Mistral Medium 3.5 sits six points behind Sonnet on intelligence, at half the price. Its time to first token, the wait before anything shows on screen, is a bit slower than Sonnet's, but its output speed matches Haiku's, twice Sonnet's, so it should produce the complete reply quicker. On paper, Mistral is the obvious one to test: created in France, and served through their own API with data hosted in the EU. The all-European option, if the quality holds.
The test
We don't judge models on vibes. Onboarding has its own eval suite: 17 scripted conversation fixtures, each run three times, scored with promptfoo on the things that matter. Does the agent surface a concrete problem, hand off cleanly, handle multiple languages, and stay grounded instead of making things up?

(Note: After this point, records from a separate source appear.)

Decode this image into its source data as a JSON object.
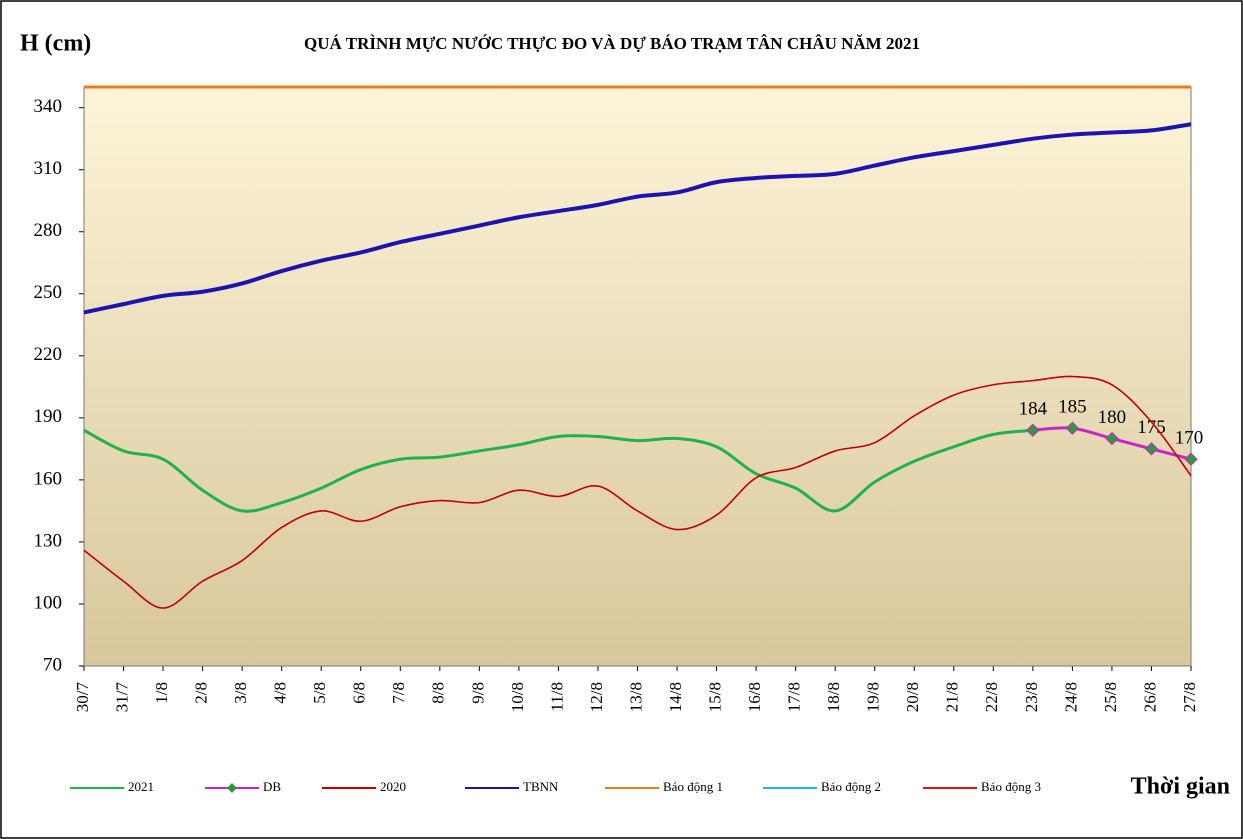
{
  "chart_data": {
    "type": "line",
    "title": "QUÁ TRÌNH MỰC NƯỚC THỰC ĐO VÀ DỰ BÁO TRẠM TÂN CHÂU NĂM 2021",
    "y_label": "H (cm)",
    "x_label": "Thời gian",
    "categories": [
      "30/7",
      "31/7",
      "1/8",
      "2/8",
      "3/8",
      "4/8",
      "5/8",
      "6/8",
      "7/8",
      "8/8",
      "9/8",
      "10/8",
      "11/8",
      "12/8",
      "13/8",
      "14/8",
      "15/8",
      "16/8",
      "17/8",
      "18/8",
      "19/8",
      "20/8",
      "21/8",
      "22/8",
      "23/8",
      "24/8",
      "25/8",
      "26/8",
      "27/8"
    ],
    "ylim": [
      70,
      350
    ],
    "yticks": [
      70,
      100,
      130,
      160,
      190,
      220,
      250,
      280,
      310,
      340
    ],
    "series": [
      {
        "name": "2021",
        "color": "#1fb34a",
        "values": [
          184,
          174,
          170,
          155,
          145,
          149,
          156,
          165,
          170,
          171,
          174,
          177,
          181,
          181,
          179,
          180,
          176,
          163,
          156,
          145,
          159,
          169,
          176,
          182,
          184,
          null,
          null,
          null,
          null
        ]
      },
      {
        "name": "DB",
        "color": "#cc22cc",
        "marker": "diamond",
        "marker_color": "#2e9a3a",
        "values": [
          null,
          null,
          null,
          null,
          null,
          null,
          null,
          null,
          null,
          null,
          null,
          null,
          null,
          null,
          null,
          null,
          null,
          null,
          null,
          null,
          null,
          null,
          null,
          null,
          184,
          185,
          180,
          175,
          170
        ]
      },
      {
        "name": "2020",
        "color": "#c00000",
        "values": [
          126,
          111,
          98,
          111,
          121,
          137,
          145,
          140,
          147,
          150,
          149,
          155,
          152,
          157,
          145,
          136,
          143,
          161,
          166,
          174,
          178,
          191,
          201,
          206,
          208,
          210,
          206,
          188,
          162
        ]
      },
      {
        "name": "TBNN",
        "color": "#1c14b0",
        "values": [
          241,
          245,
          249,
          251,
          255,
          261,
          266,
          270,
          275,
          279,
          283,
          287,
          290,
          293,
          297,
          299,
          304,
          306,
          307,
          308,
          312,
          316,
          319,
          322,
          325,
          327,
          328,
          329,
          332
        ]
      },
      {
        "name": "Báo động 1",
        "color": "#f07a1a",
        "values": [
          350,
          350,
          350,
          350,
          350,
          350,
          350,
          350,
          350,
          350,
          350,
          350,
          350,
          350,
          350,
          350,
          350,
          350,
          350,
          350,
          350,
          350,
          350,
          350,
          350,
          350,
          350,
          350,
          350
        ]
      },
      {
        "name": "Báo động 2",
        "color": "#22b4ea",
        "values": [
          null,
          null,
          null,
          null,
          null,
          null,
          null,
          null,
          null,
          null,
          null,
          null,
          null,
          null,
          null,
          null,
          null,
          null,
          null,
          null,
          null,
          null,
          null,
          null,
          null,
          null,
          null,
          null,
          null
        ]
      },
      {
        "name": "Báo động 3",
        "color": "#e01414",
        "values": [
          null,
          null,
          null,
          null,
          null,
          null,
          null,
          null,
          null,
          null,
          null,
          null,
          null,
          null,
          null,
          null,
          null,
          null,
          null,
          null,
          null,
          null,
          null,
          null,
          null,
          null,
          null,
          null,
          null
        ]
      }
    ]
  }
}
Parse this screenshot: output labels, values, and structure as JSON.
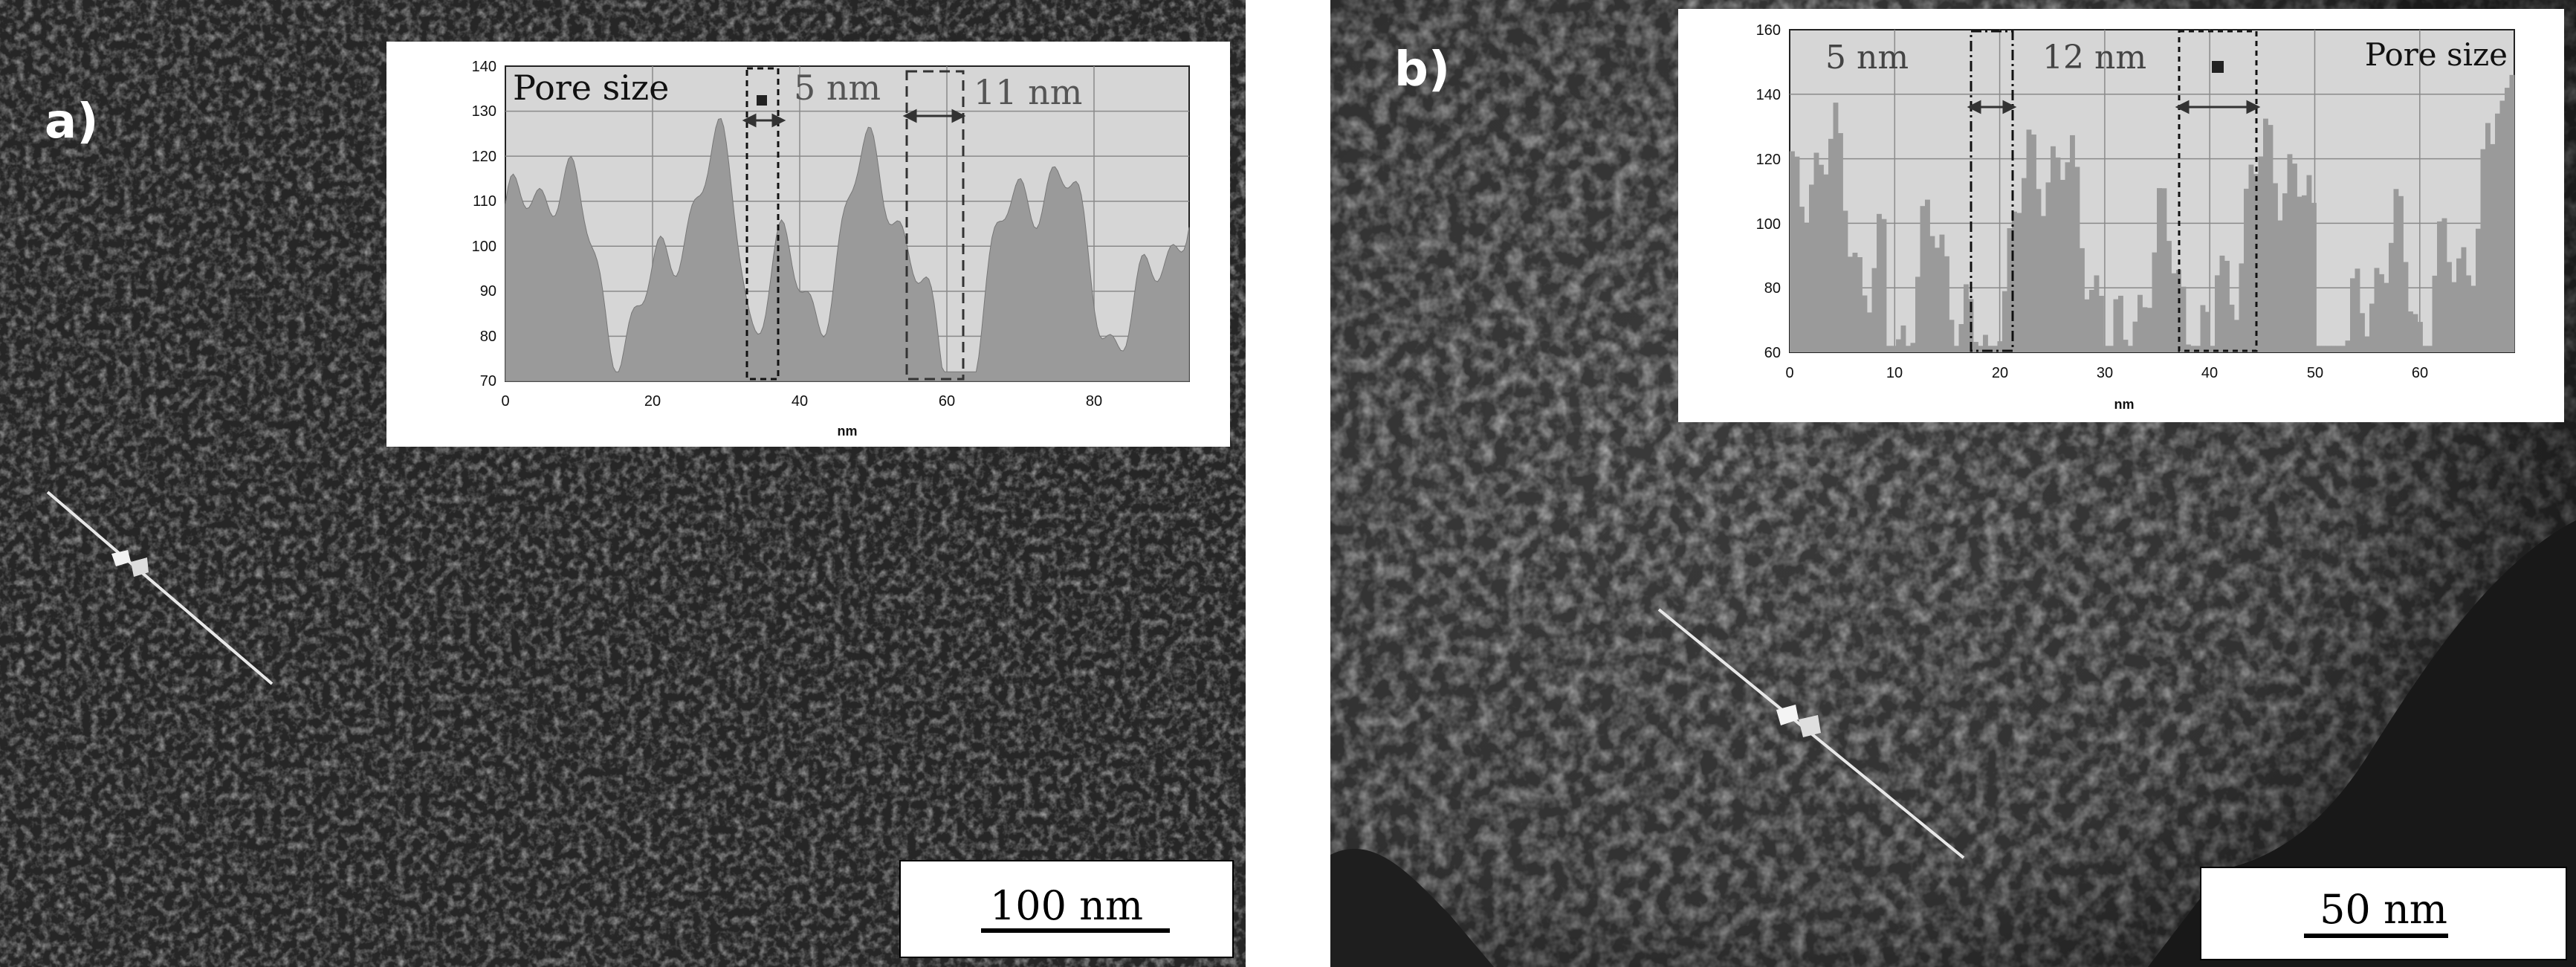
{
  "panel_a": {
    "label": "a)",
    "scale_bar": "100 nm",
    "inset": {
      "title": "Pore size",
      "pore_labels": [
        "5 nm",
        "11 nm"
      ],
      "x_unit": "nm",
      "x_ticks": [
        "0",
        "20",
        "40",
        "60",
        "80"
      ],
      "y_ticks": [
        "70",
        "80",
        "90",
        "100",
        "110",
        "120",
        "130",
        "140"
      ]
    }
  },
  "panel_b": {
    "label": "b)",
    "scale_bar": "50 nm",
    "inset": {
      "title": "Pore size",
      "pore_labels": [
        "5 nm",
        "12 nm"
      ],
      "x_unit": "nm",
      "x_ticks": [
        "0",
        "10",
        "20",
        "30",
        "40",
        "50",
        "60"
      ],
      "y_ticks": [
        "60",
        "80",
        "100",
        "120",
        "140",
        "160"
      ]
    }
  },
  "colors": {
    "plot_background": "#d6d6d6",
    "profile_fill": "#9a9a9a",
    "micrograph_a": "#262626",
    "micrograph_b": "#3a3a3a"
  }
}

| Result | Mistral Medium 3.5 🇫🇷 | Claude Sonnet 4.6 🇺🇸 | Claude Haiku 4.5 🇺🇸 |
|---|---|---|---|
| Quality (checks passed) | 46 / 51 (90%) | 48 / 51 (94%) | 39 / 51 (76%) |
| Speed (median per turn) | ~1.9s | ~7.6s | ~1.9s |
| Cost (per session) | ~$0.044 | ~$0.063 | ~$0.035 |
Each check is one fixture run graded pass/fail as a whole, the subjective ones by a Claude model, a bias that favors the incumbent if anything. A two-check gap on 51 runs is within run-to-run noise. Speed and cost come from replayed eight-turn sessions per model.
On quality, Mistral Medium 3.5 came out almost as good as Sonnet in our tests, in line with the published numbers. The surprise is speed: about 4× as quick per turn, double what the spec sheet promised. Pulling the raw replies from the eval explains it: once the conversation gets going, Mistral averaged roughly 170 output tokens per turn where Sonnet used about 500. Same job, a third of the words. As in the example below:
The next reply is the model's, same conversation for both
That's a real problem — missing something important because it's buried is stressful. Is the main pain that you're missing things you need to act on(reply, follow up, do something), or more that you can't find information when you need it later?
That sounds like a real pain. Do you use Gmail or another email service?
Some readers will prefer Sonnet's fuller reply here, and that's fair. Both pass the same checks.
Worth noting: the per-turn figure is total time, and felt latency is not the same as measured latency. What you feel first is time to first token. The spec sheet has Mistral slower to the first word, but we never felt it: a median Mistral turn finished in less time than the spec sheet's quoted time to first token. Take published latency numbers as a starting point, not an answer.
When it comes to cost, it is not as easy as reading the model card. Two other factors weigh in: caching and output tokens. Both Mistral and Anthropic price cached input at a tenth of the normal rate. The catch is that a cache only helps if it hits: Claude has been outstanding at this in our experience, while Mistral's, best-effort by its own docs, never gave us a single cached token when we tried it head-on. For onboarding the miss doesn't flip the result: caching only discounts input, Sonnet's bill is mostly its long replies, and Mistral lands about 30% cheaper per session even paying full price for every input token. If Mistral's cache ever starts delivering, that number only improves.
Where it stands
It turned out surprisingly well. On our own onboarding workload, a European model held its own with Claude on quality, came in at a lower cost, and answered with noticeably lower latency. For a job we run every day, that's a genuine option we didn't expect to have.
Almost as good, 4× faster, 30% cheaper, and it's European.
A note on Sonnet 5: Anthropic shipped it the same week we ran this, and we didn't rerun the eval against it. We compare against what actually runs onboarding today.